The Time In Between by María Dueñas

12356761Fiction – Kindle edition. Translated from the Spanish by Daniel Hahn. Atria Books, 2011. Originally published 2009. 626 pgs. Purchased. 

After following her lover from Spain to Morocco, Sira Quiroga is suddenly left abandoned and penniless in the Protectorate at the start of the Spanish civil war. The illegitimate daughter of a wealthy man, Sira is accused by her half-brother of robbing their father and faces prosecution should she secure the funds to return home.

Using her wits and her talents as a seamstress, Sira creates a new identity for herself that connects her to the levers of power within Morocco, including the British secret service. Posing as a Moroccan couture designer, Sira returns to Spain to spy on the socialite wives of German Nazi officers stationed in Madrid. But past liaisons threaten to complicate her new identity and her role in a society fraught with intrigue and suspicion.

I started this novel back in July 2016 as a selection of my book club, reaching the 33% completed mark before setting it aside. (I didn’t note why at the time, but I imagine it had to do with feeling a lack of progress and the passing deadline of a book club meeting.) When I picked the book back up at the beginning of this month, I noted how surprised I was to find how much I remembered from my first attempt.

The vividness of my recollections is likely due to how wonderfully crafted Sira is as a character.
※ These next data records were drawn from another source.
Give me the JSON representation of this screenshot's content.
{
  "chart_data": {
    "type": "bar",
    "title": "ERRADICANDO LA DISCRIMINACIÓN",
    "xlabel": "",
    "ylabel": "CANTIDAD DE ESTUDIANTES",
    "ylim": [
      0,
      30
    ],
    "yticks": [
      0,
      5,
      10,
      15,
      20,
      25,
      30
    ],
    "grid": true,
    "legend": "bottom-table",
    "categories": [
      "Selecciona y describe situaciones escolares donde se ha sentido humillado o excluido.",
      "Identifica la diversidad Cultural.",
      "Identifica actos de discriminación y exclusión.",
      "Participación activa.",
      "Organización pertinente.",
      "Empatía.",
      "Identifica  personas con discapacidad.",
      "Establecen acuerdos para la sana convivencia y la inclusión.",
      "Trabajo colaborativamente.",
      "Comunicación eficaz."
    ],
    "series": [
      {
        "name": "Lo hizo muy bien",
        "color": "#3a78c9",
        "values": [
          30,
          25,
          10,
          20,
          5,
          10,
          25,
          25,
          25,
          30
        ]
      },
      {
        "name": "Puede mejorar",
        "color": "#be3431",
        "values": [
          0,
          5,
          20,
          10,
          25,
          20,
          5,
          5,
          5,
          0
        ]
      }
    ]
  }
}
Life knocks her down several times, but she always finds the grit and determination to climb back up. Over the course of the novel’s 600+ pages, the reader is privy to her growing maturity and her inventiveness as she works to overcome each hurdle.

Some of those hurdles, though, were quite the slog to get through. The excitement and intrigue of Sira’s situation in the beginning gives way to the minutia of a seamstress’ life, with Dueñas killing time between the Spanish Civil War and the arrival of the Nazis in Madrid.

I kept reading because of Sira as a character and because I thought Sira’s spying on the Nazis would interject badly needed excitement into the story. But I found that storyline to be surprisingly ho-hum and, to be perfectly honest, I was more relieved than anything else to reach the final page of this long-winded story.